Why is there a separate panel function instead of looping the single-series call, and what happens when the series have unequal lengths?
Two reasons. Performance: a loop pays a fixed per-call setup toll 10,000 times, and on the measured 10,000-series benchmark the fused panel pass ran roughly 220x faster than that per-series loop (0.821 s against 180.6 s), a time-axis comparison against the loop specifically. Shape: panels are often ragged, with unequal series lengths, so there is no rectangular array a generic API could return; the panel input is one flat array plus per-series offsets, and the reduced statistic is the one output every series can produce in a common shape.
If I shuffle the order of my series, do I get the same answers?
No. Each series' random streams are keyed to the seed plus its slot, its position in the panel, so reordering the panel reorders the streams downstream: same seed, different assignment of streams to series. The contract is exact in the other direction: series slot 0 gets precisely the stream a standalone single-series run would get, with no special case. For what the compiled backend does and does not promise relative to the default backend, see the reproducibility question in the previous article's FAQ.
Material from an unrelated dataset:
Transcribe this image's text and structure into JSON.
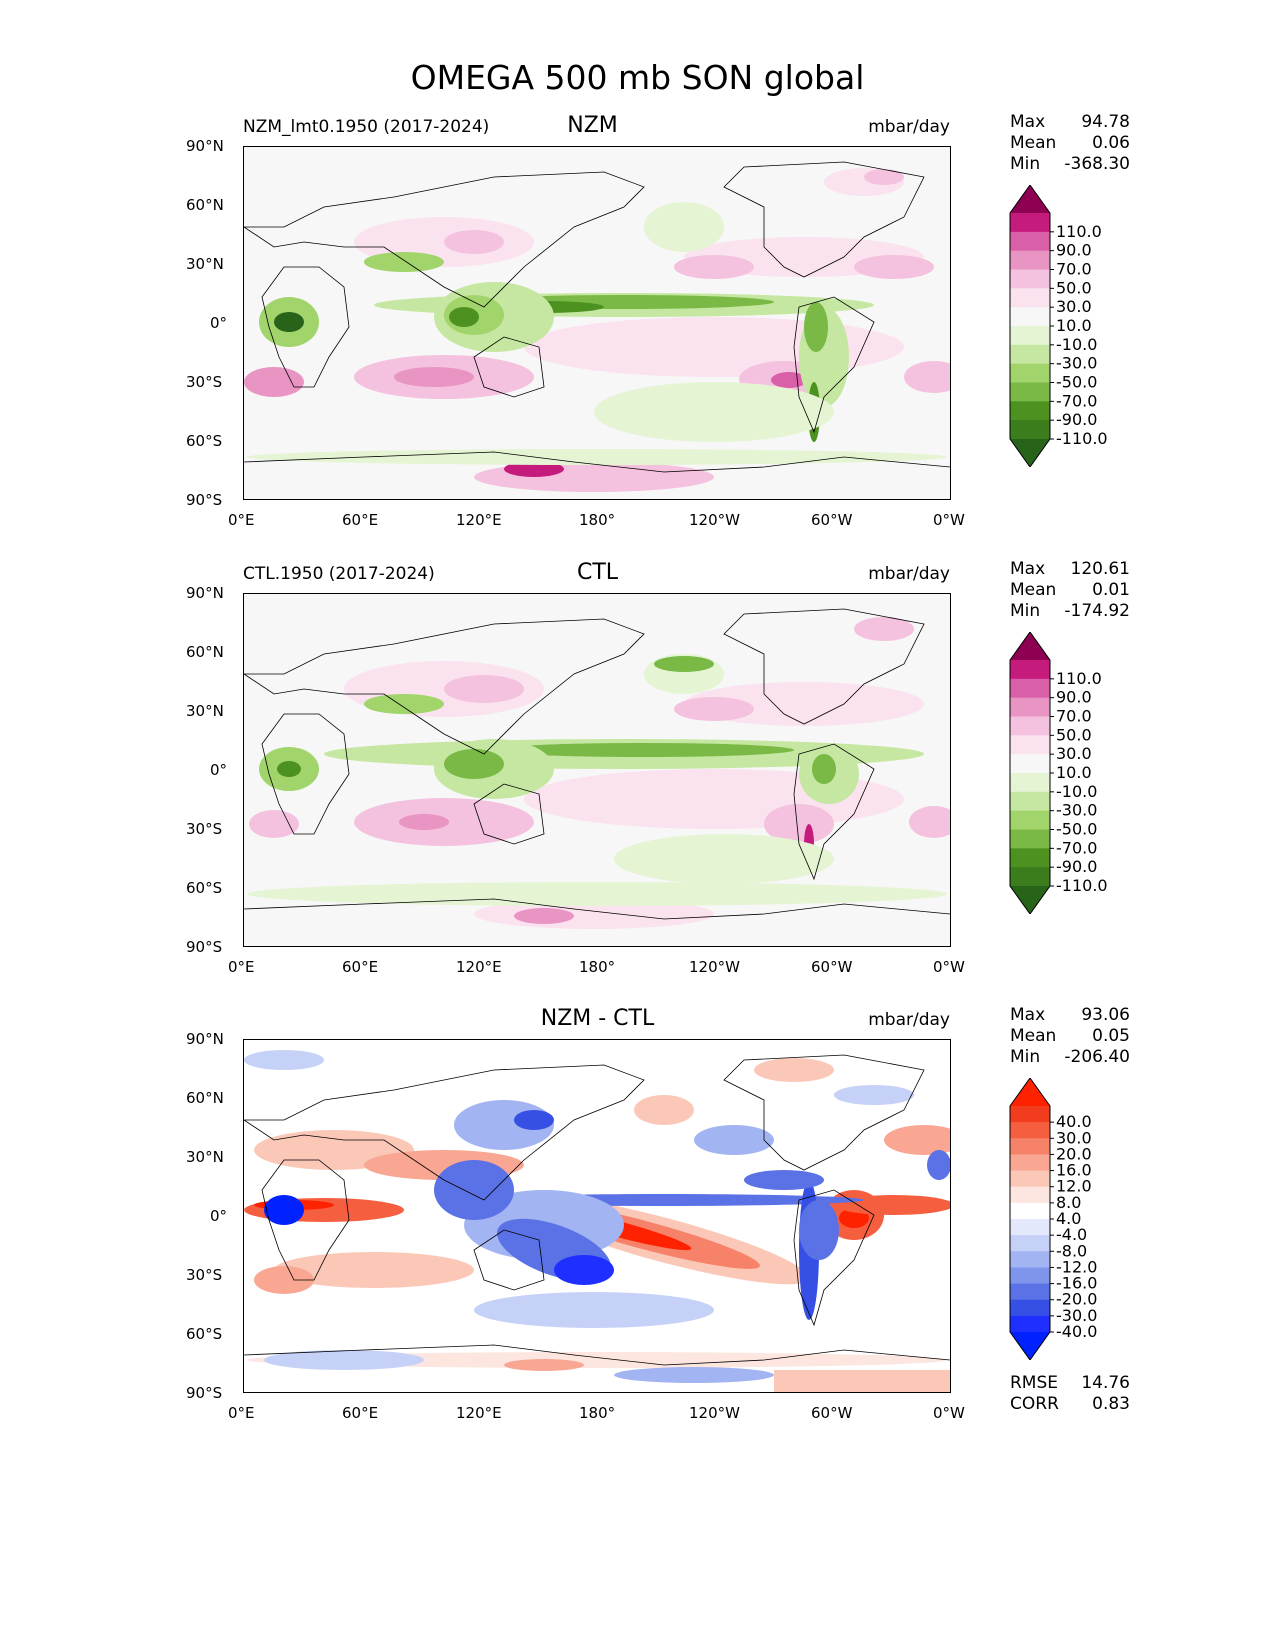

I need the resampled paths themselves, not just a statistic. What do I do?
Materialize, and budget for it: that is the correct tool for path-level workflows, path-dependent statistics such as the drawdown of each resampled path, and this article's memory column is its honest bill. But check first that you actually need paths. The fused pass returns the full bootstrap distribution of the statistic, a matrix of B x num_series replicate values, so quantile and tail workflows on an estimator, such as VaR or CVaR over the statistic's distribution, are served directly with no giant tensor. Only path-level consumption requires materializing.
Why is there no arch comparison number in this article?
Because no measured number exists to print. As of this writing, arch has no equivalent multivariate or ragged-panel reduce path to run this workload against, so there is nothing to race: any panel multiplier versus arch would be a comparison against an implementation someone would first have to write. This article prints nothing it did not measure; the single-series head-to-head, where an equivalent path does exist, is the previous article's scoreboard.

As the piece ships, the panel section of the public benchmark page carries the full three-way table above: axes labeled, baselines named, provenance pinned, and a link back here. Underneath every row of it sits a contract no table can show: ten million derived random streams that have to land exactly where the key arithmetic says, on every machine, in any order. The page is built to be argued with: anyone who wants to can see what each multiplier was chained to, which is all we have been asking of any benchmark table, anyone’s, ours included. And the scoreboard closes where the piece opened, on 10,000 x 1,000 x 200 x 8 bytes. When the last of the ten thousand series is evicted, the grid of answers is sitting in memory, and the 16 GB tensor is still what it was at the start: never allocated.